In the past three years I’ve “experimented” with quite a few different ways of looking at the world. I’ve been angry at everything, caught up in romance, completely focused on inner peace, and most recently, obsessed with self-improvement. While I would never advise anyone else to be so inconsistent with their state of mind, my own inconsistency has helped me get to the core of what I really desire: a life filled with beauty, romance, passion, and adventure. I want to be inspired, and nothing inspires quite like beauty.
What is beauty? Who defines it? Is it purely aesthetic, or something deeper? Is it an objective quality or is it, like the old expression tells us, merely found in the eye of the beholder?

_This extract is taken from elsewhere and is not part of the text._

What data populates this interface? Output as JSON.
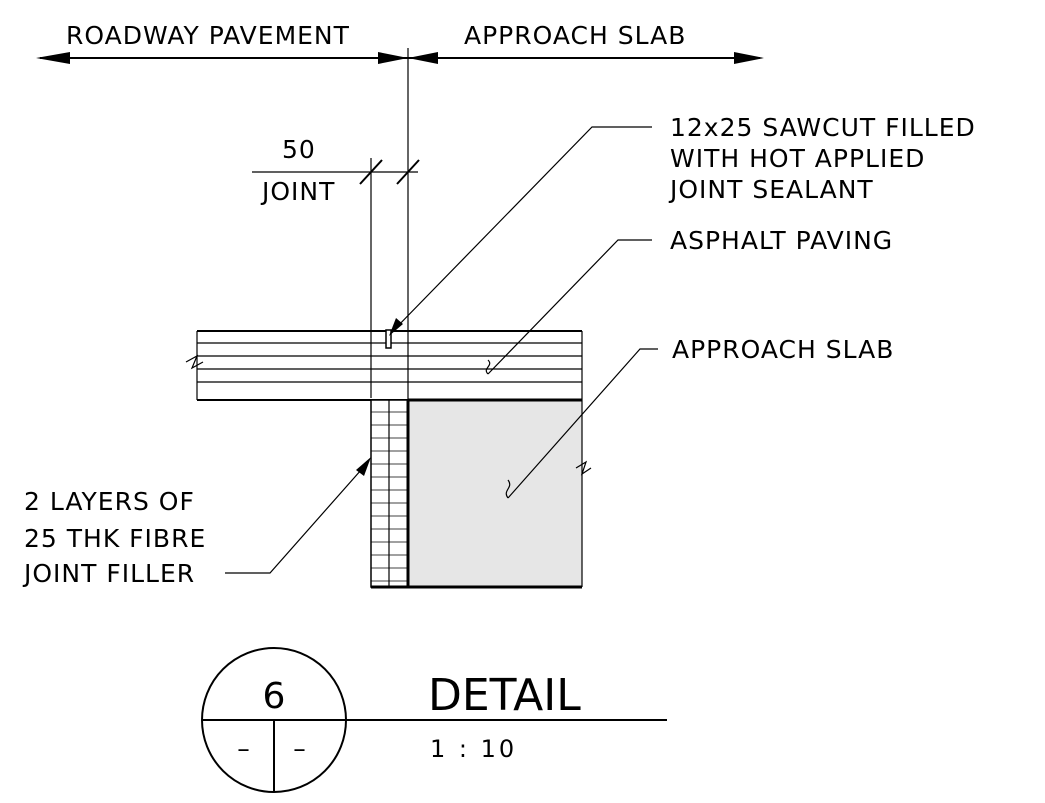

Can you actively pursue it, or can you only open yourself up to experience it?
I don’t have an answer to these questions and that’s okay with me. In a way, the mystery itself is beautiful. All I know is that I’ve seen glimpses of this mystical quality – most of them stumbled upon by accident – in the people, places, and things I’ve encountered in my life. Those glimpses have shown me that there is something more to life than the mundane, everyday concerns that normally fill my mind. There are things in this world that make my heart sing and my imagination run wild. And those things are what I want to spend my life seeking out.
How does one do this? To be honest I’m still figuring that out. Sometimes I look at the world around me and beauty is the last thing I see. But as Confucius once said, “everything has beauty, but not everyone sees it.” Maybe trying to find the beauty in everything is overly romantic, a futile attempt to view the world with rose-colored glasses. But of course, life is really just a game of perception. We can choose to see the good or the bad in anything.
So I ask myself, why settle for the good when I can choose to see the beautiful?